Logo após o acidente, a família tentou obter suporte de emergência no quartel do Corpo de Bombeiros Militar do Riacho Fundo I. Contudo, devido à necessidade de intervenção imediata, os próprios parentes conduziram a menina ao Hospital Regional do Guará (HRG), apontado como a unidade de saúde da rede pública mais próxima do local da ocorrência. No hospital, Valentina recebeu a aplicação do soro antiescorpiônico, protocolo padrão para bloquear a toxicidade do veneno.
Apesar da administração do imunobiológico, a paciente não respondeu ao tratamento conforme o esperado e desenvolveu disfunções sistêmicas. Diante da necessidade urgente de um leito especializado de alta complexidade, a estudante foi transferida para a UTI do Hospital Santa Lúcia, situado na Asa Norte. Durante as semanas de internação na rede particular, familiares, amigos e membros da comunidade local mobilizaram-se em duas vigílias e rodas de oração em frente à unidade de saúde.

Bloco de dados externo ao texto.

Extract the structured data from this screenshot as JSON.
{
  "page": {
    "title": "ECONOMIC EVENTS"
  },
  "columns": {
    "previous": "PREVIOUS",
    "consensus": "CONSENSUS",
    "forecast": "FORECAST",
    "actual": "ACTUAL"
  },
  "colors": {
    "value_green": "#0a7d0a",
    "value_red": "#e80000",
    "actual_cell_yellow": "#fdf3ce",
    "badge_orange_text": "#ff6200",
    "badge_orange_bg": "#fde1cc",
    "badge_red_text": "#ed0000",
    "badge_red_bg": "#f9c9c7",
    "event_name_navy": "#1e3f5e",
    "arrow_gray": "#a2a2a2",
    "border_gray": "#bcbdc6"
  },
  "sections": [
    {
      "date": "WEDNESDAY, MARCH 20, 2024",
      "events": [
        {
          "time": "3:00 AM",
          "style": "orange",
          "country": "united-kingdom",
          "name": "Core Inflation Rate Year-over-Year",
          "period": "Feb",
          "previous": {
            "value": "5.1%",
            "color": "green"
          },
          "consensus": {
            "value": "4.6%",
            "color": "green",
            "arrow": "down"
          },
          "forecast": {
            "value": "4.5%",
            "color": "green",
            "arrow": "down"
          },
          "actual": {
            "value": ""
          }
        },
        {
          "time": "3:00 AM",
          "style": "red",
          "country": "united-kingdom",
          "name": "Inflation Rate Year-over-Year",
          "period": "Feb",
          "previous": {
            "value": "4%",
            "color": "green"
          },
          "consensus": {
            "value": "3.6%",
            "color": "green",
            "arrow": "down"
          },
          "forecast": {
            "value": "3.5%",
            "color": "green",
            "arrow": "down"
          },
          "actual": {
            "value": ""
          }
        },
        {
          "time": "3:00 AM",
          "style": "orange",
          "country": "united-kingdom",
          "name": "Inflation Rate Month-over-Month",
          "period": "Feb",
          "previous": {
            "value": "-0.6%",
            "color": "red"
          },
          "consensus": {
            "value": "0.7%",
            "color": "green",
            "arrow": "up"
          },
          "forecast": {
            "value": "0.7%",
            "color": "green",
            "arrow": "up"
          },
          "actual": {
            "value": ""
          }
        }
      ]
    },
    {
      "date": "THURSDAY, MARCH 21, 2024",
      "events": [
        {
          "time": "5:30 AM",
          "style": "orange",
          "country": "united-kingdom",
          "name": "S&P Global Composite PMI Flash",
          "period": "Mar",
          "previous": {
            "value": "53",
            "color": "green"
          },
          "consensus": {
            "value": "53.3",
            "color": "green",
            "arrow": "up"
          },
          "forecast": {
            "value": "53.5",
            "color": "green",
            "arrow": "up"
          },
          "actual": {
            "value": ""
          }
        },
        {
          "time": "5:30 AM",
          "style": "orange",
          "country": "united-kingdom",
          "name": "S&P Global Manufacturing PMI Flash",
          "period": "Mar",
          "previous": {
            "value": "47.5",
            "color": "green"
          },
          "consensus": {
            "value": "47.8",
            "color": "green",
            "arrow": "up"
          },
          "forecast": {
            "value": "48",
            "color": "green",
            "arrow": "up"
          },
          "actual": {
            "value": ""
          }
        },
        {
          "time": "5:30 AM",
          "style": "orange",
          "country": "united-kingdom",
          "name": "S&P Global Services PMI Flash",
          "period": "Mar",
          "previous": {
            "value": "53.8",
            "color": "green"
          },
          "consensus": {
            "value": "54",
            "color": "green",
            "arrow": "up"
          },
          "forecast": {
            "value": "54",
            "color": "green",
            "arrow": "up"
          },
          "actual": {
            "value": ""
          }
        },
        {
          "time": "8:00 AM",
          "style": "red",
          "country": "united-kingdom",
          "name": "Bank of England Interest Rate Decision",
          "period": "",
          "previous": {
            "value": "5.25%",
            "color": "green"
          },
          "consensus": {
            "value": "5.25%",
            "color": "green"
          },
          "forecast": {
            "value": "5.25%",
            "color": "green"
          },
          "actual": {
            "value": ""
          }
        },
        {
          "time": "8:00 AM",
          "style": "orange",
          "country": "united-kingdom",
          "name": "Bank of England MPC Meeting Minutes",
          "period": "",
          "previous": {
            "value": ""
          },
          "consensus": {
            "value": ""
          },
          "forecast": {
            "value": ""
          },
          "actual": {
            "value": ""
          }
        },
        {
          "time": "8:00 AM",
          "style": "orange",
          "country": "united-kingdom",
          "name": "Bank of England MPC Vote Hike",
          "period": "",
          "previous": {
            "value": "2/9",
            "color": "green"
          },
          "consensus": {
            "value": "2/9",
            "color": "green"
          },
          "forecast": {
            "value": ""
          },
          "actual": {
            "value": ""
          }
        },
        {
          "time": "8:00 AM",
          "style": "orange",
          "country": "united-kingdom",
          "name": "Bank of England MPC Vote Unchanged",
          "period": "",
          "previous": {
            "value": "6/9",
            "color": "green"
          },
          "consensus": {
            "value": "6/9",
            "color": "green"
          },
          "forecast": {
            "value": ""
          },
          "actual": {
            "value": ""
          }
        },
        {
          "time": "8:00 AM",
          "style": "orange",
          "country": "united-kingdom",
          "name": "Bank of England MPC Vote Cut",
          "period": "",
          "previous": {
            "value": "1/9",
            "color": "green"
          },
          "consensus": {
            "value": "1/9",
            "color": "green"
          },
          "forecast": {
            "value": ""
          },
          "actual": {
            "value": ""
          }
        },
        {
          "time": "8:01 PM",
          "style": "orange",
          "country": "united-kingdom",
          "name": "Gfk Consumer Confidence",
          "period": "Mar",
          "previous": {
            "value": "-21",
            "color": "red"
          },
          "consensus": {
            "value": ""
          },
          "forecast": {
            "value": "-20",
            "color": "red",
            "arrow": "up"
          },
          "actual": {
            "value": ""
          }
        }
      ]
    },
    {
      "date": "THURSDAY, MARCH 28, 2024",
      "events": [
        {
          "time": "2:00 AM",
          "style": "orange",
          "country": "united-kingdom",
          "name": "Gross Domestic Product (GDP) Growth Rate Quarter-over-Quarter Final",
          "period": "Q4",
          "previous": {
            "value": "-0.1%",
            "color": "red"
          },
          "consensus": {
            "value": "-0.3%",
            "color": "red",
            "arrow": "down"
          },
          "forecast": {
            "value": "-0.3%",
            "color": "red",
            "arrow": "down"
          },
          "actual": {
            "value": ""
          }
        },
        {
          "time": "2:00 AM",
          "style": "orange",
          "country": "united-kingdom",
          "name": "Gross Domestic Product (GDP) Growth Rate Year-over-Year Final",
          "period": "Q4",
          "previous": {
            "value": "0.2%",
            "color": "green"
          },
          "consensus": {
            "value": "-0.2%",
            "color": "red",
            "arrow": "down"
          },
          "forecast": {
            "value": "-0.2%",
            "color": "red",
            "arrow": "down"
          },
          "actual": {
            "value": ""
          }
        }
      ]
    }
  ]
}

O caso reacendeu o debate sobre o controle de pragas urbanas e as condições de saneamento nas regiões administrativas do Distrito Federal. De acordo com relatos de parentes da vítima, a presença de escorpiões é um problema crônico na localidade.
Claudete Cirino, tia de Valentina, afirmou que o aparecimento dos animais peçonhentos costuma intensificar-se nos meses finais do ano, impulsionado pelo início do período de chuvas no Planalto Central. Os moradores relatam ter capturado mais de 200 escorpiões ao longo do último ano no perímetro residencial.